卒業論文要旨

ネットワークスライシングにおける動的なスライス割当て

鈴木 茉美 (2018年2月)

近年、モバイルデバイスの普及率が著しく増加しており、人だけでなく、様々なモノを新たにインターネットに接続するIoT(Internet of Things)などで、医療、製造、自動車などの様々な業界でデバイスを利用するため、移動通信ネットワークのトラフィックはさらに増加すると考えられる。

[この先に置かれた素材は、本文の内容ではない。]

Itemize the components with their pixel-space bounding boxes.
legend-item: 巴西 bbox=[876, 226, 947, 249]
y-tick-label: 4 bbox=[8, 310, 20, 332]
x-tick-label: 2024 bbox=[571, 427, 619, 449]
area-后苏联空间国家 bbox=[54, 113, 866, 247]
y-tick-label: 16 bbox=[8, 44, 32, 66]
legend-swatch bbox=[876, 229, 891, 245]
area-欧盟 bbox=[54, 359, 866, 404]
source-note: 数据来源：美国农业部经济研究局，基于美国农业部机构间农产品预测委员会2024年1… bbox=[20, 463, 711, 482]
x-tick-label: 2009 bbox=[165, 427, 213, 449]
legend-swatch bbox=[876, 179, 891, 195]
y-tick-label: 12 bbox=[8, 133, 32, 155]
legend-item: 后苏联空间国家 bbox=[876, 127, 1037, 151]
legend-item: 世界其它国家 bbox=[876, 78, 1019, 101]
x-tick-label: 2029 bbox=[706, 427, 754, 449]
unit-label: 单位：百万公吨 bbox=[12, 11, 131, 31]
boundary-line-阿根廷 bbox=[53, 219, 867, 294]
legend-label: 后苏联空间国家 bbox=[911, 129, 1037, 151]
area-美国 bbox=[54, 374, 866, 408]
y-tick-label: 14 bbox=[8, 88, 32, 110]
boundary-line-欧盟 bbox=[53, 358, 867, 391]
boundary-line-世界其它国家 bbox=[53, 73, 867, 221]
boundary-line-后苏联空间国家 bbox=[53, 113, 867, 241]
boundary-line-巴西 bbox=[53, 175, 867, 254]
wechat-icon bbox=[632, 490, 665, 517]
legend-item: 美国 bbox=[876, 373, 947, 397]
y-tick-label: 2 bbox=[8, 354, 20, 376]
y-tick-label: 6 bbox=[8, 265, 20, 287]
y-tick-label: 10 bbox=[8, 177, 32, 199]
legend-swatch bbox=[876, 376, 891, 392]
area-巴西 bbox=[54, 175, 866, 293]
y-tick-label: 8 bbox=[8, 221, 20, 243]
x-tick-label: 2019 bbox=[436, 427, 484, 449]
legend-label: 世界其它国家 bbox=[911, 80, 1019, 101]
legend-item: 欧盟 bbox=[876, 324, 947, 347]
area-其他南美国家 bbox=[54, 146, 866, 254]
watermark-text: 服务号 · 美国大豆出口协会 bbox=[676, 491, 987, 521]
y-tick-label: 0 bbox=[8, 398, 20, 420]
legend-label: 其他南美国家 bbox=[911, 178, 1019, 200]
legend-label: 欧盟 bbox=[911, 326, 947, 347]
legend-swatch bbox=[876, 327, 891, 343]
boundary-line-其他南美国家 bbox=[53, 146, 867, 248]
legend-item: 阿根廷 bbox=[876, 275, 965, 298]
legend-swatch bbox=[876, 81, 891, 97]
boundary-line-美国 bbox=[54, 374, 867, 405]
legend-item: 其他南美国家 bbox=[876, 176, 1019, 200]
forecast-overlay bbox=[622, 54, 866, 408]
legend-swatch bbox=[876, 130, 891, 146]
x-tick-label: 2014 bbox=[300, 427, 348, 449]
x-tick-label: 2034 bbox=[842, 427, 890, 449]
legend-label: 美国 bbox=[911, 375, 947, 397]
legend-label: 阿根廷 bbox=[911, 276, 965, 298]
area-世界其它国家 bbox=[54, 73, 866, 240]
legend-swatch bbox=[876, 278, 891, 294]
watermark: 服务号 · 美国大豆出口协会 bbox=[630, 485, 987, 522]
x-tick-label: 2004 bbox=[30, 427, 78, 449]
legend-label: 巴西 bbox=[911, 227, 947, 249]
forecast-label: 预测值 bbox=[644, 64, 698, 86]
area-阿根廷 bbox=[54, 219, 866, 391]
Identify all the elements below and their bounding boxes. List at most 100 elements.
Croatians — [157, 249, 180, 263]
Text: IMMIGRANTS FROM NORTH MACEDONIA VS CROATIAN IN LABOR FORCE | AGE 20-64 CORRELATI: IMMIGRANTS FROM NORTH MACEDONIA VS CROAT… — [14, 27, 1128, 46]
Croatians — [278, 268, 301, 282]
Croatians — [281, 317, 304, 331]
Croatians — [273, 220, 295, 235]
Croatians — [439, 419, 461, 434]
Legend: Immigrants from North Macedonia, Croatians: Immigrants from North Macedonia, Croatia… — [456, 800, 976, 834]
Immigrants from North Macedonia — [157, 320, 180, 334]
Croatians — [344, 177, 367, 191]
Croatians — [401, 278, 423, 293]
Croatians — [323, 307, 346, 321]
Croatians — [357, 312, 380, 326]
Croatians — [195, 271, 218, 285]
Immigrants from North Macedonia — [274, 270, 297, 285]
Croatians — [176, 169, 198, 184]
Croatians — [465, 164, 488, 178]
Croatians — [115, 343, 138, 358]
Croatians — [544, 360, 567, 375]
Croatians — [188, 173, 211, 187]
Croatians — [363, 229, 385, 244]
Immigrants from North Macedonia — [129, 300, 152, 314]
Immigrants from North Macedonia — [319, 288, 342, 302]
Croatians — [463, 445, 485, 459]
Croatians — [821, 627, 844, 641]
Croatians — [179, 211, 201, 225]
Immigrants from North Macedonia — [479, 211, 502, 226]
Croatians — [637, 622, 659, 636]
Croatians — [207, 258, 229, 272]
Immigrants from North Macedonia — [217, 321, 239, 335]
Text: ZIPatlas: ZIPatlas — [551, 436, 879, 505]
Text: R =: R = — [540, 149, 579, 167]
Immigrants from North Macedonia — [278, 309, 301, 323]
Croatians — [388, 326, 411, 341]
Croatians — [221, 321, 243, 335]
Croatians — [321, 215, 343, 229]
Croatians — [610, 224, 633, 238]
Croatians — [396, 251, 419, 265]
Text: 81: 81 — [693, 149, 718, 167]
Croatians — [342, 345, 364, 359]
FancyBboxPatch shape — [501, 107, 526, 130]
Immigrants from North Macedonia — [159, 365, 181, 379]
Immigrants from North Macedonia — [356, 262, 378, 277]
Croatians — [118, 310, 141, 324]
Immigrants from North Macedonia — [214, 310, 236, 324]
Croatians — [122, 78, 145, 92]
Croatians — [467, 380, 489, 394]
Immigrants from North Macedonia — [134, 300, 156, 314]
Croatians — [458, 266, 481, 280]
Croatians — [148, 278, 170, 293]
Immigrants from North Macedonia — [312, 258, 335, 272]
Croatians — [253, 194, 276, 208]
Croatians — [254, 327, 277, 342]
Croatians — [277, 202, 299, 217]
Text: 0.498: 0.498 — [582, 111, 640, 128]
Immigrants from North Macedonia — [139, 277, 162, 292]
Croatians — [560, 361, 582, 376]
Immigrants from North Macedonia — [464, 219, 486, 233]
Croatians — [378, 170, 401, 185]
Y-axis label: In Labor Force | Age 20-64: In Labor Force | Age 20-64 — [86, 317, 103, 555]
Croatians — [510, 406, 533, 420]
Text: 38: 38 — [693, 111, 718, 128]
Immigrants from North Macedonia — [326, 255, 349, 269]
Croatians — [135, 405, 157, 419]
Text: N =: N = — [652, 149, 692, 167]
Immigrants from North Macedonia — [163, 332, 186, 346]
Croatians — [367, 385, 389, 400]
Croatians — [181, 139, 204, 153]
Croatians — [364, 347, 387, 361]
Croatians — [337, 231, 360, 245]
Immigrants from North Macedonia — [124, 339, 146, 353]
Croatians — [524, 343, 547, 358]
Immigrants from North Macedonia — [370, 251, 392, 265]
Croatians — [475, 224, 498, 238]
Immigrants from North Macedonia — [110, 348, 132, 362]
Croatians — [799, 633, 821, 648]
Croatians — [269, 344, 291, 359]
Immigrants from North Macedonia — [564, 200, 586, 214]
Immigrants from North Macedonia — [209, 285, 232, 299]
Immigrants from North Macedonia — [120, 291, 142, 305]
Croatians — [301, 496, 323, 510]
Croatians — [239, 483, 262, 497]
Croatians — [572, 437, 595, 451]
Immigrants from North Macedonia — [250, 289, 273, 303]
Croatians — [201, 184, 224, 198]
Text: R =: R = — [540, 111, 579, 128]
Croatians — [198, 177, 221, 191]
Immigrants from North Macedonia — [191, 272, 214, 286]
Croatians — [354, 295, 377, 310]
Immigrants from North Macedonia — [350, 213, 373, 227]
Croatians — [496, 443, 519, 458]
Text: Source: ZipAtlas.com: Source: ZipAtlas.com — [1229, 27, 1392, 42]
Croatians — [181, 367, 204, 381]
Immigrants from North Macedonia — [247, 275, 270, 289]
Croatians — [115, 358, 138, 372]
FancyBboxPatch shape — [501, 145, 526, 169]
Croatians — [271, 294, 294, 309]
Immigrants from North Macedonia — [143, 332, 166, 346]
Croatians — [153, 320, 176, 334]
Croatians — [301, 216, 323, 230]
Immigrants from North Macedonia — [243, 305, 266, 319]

各業界でのユースケースとサービス品質を表すQoS(Quality of Service)の要求は様々であり、それぞれに適した通信をするため、2020年から運用予定の第5世代移動通信システム(5G)では、データの用途やデバイスの種類に応じたQoSで最適に通信するために、ネットワークスライシング技術が用いられる。ネットワークスライシングは、物理ネットワークを複数の仮想ネットワークに分割し、端末種別やサービスに応じて最適な性能を持つネットワークをスライスとして独立して提供する。ネットワーク資源を柔軟に活用し、スライスの要件を満たすために必要な機能のみを提供してネットワークの利用率の向上を目的とする。

しかし、この技術は構想段階であり、いまだ仕様が明確に定まっていない。中でも、サービスまたはデバイスからの多様なQoS要求を適切なスライスに割り当てる方式は研究が進んでいない。いくつか提案されている方式では、時間ごとに変化するネットワークの状況やスライスの状況にスライスを対応できておらず、要求を拒否されたサービスは、希望するスライスが空くまで待ち続けなくてはならない、という課題がある。

そこで、本研究では、上記の課題の解決に向け、優先度に従った幾つかのQoSのリストをサービスに持たせ、HTTP Live Streaming技術を応用し、サービスをセグメントごとに適切なスライスを割り当てる方式を提案する。提案方式では、スライス割当ての可否を判定するオークションをSlice Brokerが行う。提案方式により、ユーザからのQoS要求とスライスのQoSとが完全一致する場合や、より優先度の高いサービスの妨げにならない場合のみスライスを割り当てるのではなく、状況に応じて適切にスライスを切り替えることができる。また、サービスの待ち時間を減らし、サービスが効率的にスライスを活用できるようになる。